OPINION: New Zealand faces the prospect of real hardship from Brexit.
This week the UK triggered Article 50 of the Lisbon Treaty, beginning the process of exiting the EU.
Meat Industry Association chairman, John Loughlin says the important thing to remember is that the UK’s negotiations with the EU are likely to take at least two years under the Lisbon Treaty.
The EU28 currently takes nearly 50% of New Zealand’s total global sheepmeat exports, worth almost $1.3 billion. Of that nearly half goes to the UK. The EU is also a highly valuable market for beef despite access being significantly constrained by small levels of current access.
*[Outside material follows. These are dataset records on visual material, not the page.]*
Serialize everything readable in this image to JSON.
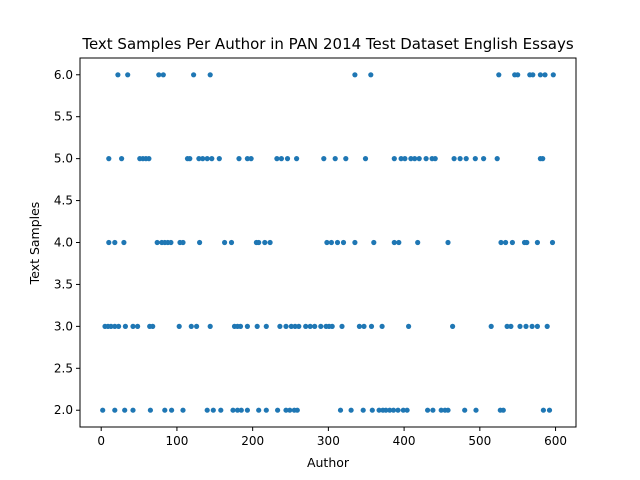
{
  "chart_data": {
    "type": "scatter",
    "title": "Text Samples Per Author in PAN 2014 Test Dataset English Essays",
    "xlabel": "Author",
    "ylabel": "Text Samples",
    "xlim": [
      -28,
      627
    ],
    "ylim": [
      1.8,
      6.2
    ],
    "xticks": [
      0,
      100,
      200,
      300,
      400,
      500,
      600
    ],
    "xtick_labels": [
      "0",
      "100",
      "200",
      "300",
      "400",
      "500",
      "600"
    ],
    "yticks": [
      2.0,
      2.5,
      3.0,
      3.5,
      4.0,
      4.5,
      5.0,
      5.5,
      6.0
    ],
    "ytick_labels": [
      "2.0",
      "2.5",
      "3.0",
      "3.5",
      "4.0",
      "4.5",
      "5.0",
      "5.5",
      "6.0"
    ],
    "grid": false,
    "marker_color": "#1f77b4",
    "series": [
      {
        "points": [
          [
            2,
            2
          ],
          [
            18,
            2
          ],
          [
            31,
            2
          ],
          [
            42,
            2
          ],
          [
            65,
            2
          ],
          [
            84,
            2
          ],
          [
            93,
            2
          ],
          [
            108,
            2
          ],
          [
            140,
            2
          ],
          [
            148,
            2
          ],
          [
            158,
            2
          ],
          [
            174,
            2
          ],
          [
            180,
            2
          ],
          [
            185,
            2
          ],
          [
            193,
            2
          ],
          [
            208,
            2
          ],
          [
            218,
            2
          ],
          [
            233,
            2
          ],
          [
            244,
            2
          ],
          [
            249,
            2
          ],
          [
            255,
            2
          ],
          [
            259,
            2
          ],
          [
            316,
            2
          ],
          [
            330,
            2
          ],
          [
            346,
            2
          ],
          [
            358,
            2
          ],
          [
            367,
            2
          ],
          [
            372,
            2
          ],
          [
            376,
            2
          ],
          [
            381,
            2
          ],
          [
            386,
            2
          ],
          [
            392,
            2
          ],
          [
            399,
            2
          ],
          [
            404,
            2
          ],
          [
            431,
            2
          ],
          [
            438,
            2
          ],
          [
            449,
            2
          ],
          [
            454,
            2
          ],
          [
            458,
            2
          ],
          [
            480,
            2
          ],
          [
            495,
            2
          ],
          [
            527,
            2
          ],
          [
            531,
            2
          ],
          [
            584,
            2
          ],
          [
            592,
            2
          ],
          [
            5,
            3
          ],
          [
            9,
            3
          ],
          [
            13,
            3
          ],
          [
            18,
            3
          ],
          [
            23,
            3
          ],
          [
            32,
            3
          ],
          [
            42,
            3
          ],
          [
            48,
            3
          ],
          [
            64,
            3
          ],
          [
            68,
            3
          ],
          [
            103,
            3
          ],
          [
            119,
            3
          ],
          [
            126,
            3
          ],
          [
            144,
            3
          ],
          [
            176,
            3
          ],
          [
            180,
            3
          ],
          [
            184,
            3
          ],
          [
            193,
            3
          ],
          [
            206,
            3
          ],
          [
            218,
            3
          ],
          [
            236,
            3
          ],
          [
            244,
            3
          ],
          [
            251,
            3
          ],
          [
            256,
            3
          ],
          [
            261,
            3
          ],
          [
            270,
            3
          ],
          [
            276,
            3
          ],
          [
            282,
            3
          ],
          [
            290,
            3
          ],
          [
            297,
            3
          ],
          [
            301,
            3
          ],
          [
            305,
            3
          ],
          [
            318,
            3
          ],
          [
            341,
            3
          ],
          [
            347,
            3
          ],
          [
            357,
            3
          ],
          [
            371,
            3
          ],
          [
            406,
            3
          ],
          [
            464,
            3
          ],
          [
            515,
            3
          ],
          [
            536,
            3
          ],
          [
            541,
            3
          ],
          [
            553,
            3
          ],
          [
            561,
            3
          ],
          [
            569,
            3
          ],
          [
            576,
            3
          ],
          [
            589,
            3
          ],
          [
            10,
            4
          ],
          [
            18,
            4
          ],
          [
            30,
            4
          ],
          [
            74,
            4
          ],
          [
            80,
            4
          ],
          [
            84,
            4
          ],
          [
            88,
            4
          ],
          [
            92,
            4
          ],
          [
            104,
            4
          ],
          [
            108,
            4
          ],
          [
            130,
            4
          ],
          [
            163,
            4
          ],
          [
            172,
            4
          ],
          [
            205,
            4
          ],
          [
            208,
            4
          ],
          [
            216,
            4
          ],
          [
            223,
            4
          ],
          [
            298,
            4
          ],
          [
            304,
            4
          ],
          [
            312,
            4
          ],
          [
            320,
            4
          ],
          [
            335,
            4
          ],
          [
            360,
            4
          ],
          [
            387,
            4
          ],
          [
            393,
            4
          ],
          [
            418,
            4
          ],
          [
            458,
            4
          ],
          [
            528,
            4
          ],
          [
            534,
            4
          ],
          [
            543,
            4
          ],
          [
            559,
            4
          ],
          [
            562,
            4
          ],
          [
            576,
            4
          ],
          [
            596,
            4
          ],
          [
            10,
            5
          ],
          [
            27,
            5
          ],
          [
            51,
            5
          ],
          [
            55,
            5
          ],
          [
            59,
            5
          ],
          [
            63,
            5
          ],
          [
            114,
            5
          ],
          [
            117,
            5
          ],
          [
            129,
            5
          ],
          [
            134,
            5
          ],
          [
            140,
            5
          ],
          [
            146,
            5
          ],
          [
            156,
            5
          ],
          [
            182,
            5
          ],
          [
            193,
            5
          ],
          [
            198,
            5
          ],
          [
            232,
            5
          ],
          [
            238,
            5
          ],
          [
            246,
            5
          ],
          [
            258,
            5
          ],
          [
            294,
            5
          ],
          [
            309,
            5
          ],
          [
            323,
            5
          ],
          [
            349,
            5
          ],
          [
            387,
            5
          ],
          [
            396,
            5
          ],
          [
            401,
            5
          ],
          [
            409,
            5
          ],
          [
            414,
            5
          ],
          [
            420,
            5
          ],
          [
            429,
            5
          ],
          [
            437,
            5
          ],
          [
            441,
            5
          ],
          [
            466,
            5
          ],
          [
            474,
            5
          ],
          [
            482,
            5
          ],
          [
            494,
            5
          ],
          [
            505,
            5
          ],
          [
            523,
            5
          ],
          [
            580,
            5
          ],
          [
            583,
            5
          ],
          [
            22,
            6
          ],
          [
            35,
            6
          ],
          [
            76,
            6
          ],
          [
            82,
            6
          ],
          [
            122,
            6
          ],
          [
            144,
            6
          ],
          [
            335,
            6
          ],
          [
            356,
            6
          ],
          [
            525,
            6
          ],
          [
            546,
            6
          ],
          [
            550,
            6
          ],
          [
            566,
            6
          ],
          [
            570,
            6
          ],
          [
            580,
            6
          ],
          [
            586,
            6
          ],
          [
            597,
            6
          ]
        ]
      }
    ]
  }
}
Consumers in these markets prefer New Zealand’s highest value lamb and beef cuts.
All of these exports currently enter the EU under quotas bound in the EU’s WTO schedule. Without this quota access there would be virtually no sheep or beef exports to the EU or UK as the out of quota tariff rates are so high.
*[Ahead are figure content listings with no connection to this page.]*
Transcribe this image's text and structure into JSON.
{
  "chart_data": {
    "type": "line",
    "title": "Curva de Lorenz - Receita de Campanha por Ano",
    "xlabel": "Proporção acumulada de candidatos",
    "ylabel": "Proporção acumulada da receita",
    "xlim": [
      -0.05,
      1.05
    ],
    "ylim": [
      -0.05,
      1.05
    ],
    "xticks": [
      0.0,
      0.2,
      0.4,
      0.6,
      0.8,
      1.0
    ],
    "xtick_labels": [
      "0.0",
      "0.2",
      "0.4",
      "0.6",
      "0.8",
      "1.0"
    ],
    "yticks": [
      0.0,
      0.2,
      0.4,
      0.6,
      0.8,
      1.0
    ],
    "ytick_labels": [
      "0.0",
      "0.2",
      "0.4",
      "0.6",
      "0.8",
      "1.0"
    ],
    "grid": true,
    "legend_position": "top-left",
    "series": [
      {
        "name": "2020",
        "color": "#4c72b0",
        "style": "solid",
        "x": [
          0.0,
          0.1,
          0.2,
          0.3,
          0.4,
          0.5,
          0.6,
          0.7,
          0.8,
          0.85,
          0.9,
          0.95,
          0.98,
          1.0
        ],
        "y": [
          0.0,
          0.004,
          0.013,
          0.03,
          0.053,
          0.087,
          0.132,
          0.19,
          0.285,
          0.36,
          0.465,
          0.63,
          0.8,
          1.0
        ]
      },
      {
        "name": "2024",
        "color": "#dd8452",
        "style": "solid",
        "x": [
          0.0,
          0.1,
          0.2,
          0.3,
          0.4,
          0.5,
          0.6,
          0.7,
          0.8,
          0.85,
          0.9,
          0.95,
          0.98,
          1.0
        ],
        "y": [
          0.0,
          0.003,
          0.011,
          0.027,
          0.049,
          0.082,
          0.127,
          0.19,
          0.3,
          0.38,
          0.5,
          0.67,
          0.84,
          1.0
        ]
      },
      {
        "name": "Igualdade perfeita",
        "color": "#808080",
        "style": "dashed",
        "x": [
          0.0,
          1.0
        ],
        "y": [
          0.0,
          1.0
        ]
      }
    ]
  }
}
“The sheep and beef industry will continue to work closely with the New Zealand government over the next couple of years as this process unfolds,” says Loughlin.
Under WTO rules, the quantity and quality of New Zealand’s sheep and beef access into both the European Union and United Kingdom cannot be eroded as a result of this process, says James Parsons, chairman of Beef + Lamb New Zealand.
A key component of the quality of New Zealand’s access is the flexibility the industry has in deciding whether to export to the United Kingdom or European Union depending on market conditions.
“We are pleased there have been statements by the UK that its intention is that trading partners should be no worse off as a result of Brexit,” Parsons says.